Bourbon Vanilla Bean Panna Cotta

Created by Chef Dean

Silky cream custard perfumed with scraped vanilla bean and aged Kentucky bourbon, unmolded onto summer berries soaked in their own ruby juices. This is porch-sitting dessert, make-ahead elegance without a lick of fuss.

Desserts
Southern
Make Ahead
25 min
Active Time
10 min cook4 hr 35 min total
Yield6 servings

Panna cotta means 'cooked cream' in Italian, but this version owes more to Kentucky than Tuscany. The bourbon adds warmth without heat, a caramel undertone that plays against the floral sweetness of real vanilla bean. It's the kind of dessert that looks like you spent all afternoon fussing when you actually spent twenty minutes the day before.

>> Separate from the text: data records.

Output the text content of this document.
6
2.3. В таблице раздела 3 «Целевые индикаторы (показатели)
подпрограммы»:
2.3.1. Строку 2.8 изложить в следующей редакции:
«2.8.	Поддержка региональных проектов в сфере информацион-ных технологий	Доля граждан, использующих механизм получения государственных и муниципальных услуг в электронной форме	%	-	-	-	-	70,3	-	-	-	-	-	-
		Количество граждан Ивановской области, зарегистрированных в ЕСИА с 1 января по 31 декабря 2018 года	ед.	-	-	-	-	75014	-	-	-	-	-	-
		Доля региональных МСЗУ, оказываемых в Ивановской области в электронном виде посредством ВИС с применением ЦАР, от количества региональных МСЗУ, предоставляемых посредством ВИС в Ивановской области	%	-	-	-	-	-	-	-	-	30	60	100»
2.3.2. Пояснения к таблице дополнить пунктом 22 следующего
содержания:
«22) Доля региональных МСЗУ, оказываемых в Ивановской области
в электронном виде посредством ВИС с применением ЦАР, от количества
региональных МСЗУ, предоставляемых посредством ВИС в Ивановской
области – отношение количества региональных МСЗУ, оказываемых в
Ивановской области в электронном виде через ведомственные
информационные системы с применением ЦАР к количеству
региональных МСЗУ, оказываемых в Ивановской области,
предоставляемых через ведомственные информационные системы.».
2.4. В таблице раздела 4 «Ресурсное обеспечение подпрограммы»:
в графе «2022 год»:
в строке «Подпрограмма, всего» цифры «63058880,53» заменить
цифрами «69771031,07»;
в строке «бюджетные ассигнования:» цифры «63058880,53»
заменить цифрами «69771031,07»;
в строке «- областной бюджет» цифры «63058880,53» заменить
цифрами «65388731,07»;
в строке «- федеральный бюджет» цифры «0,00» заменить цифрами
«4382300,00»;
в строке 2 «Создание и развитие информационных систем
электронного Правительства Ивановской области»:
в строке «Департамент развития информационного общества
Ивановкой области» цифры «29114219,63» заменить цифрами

I've served this at summer gatherings from Memphis to Maine. It travels beautifully in its ramekins, chilled in a cooler, then unmolded at the table with theatrical ease. The berries do most of the work: macerated in sugar and a splash of lemon, they weep a gorgeous syrup that pools around the wobbling cream like rubies in honey.

The technique is simpler than custard. No tempering eggs, no water bath, no anxious checking for doneness. You bloom gelatin, warm cream, stir it together, and walk away. The refrigerator does the rest. What you get is something between silk and cloud, a dessert that trembles on the spoon and dissolves on the tongue.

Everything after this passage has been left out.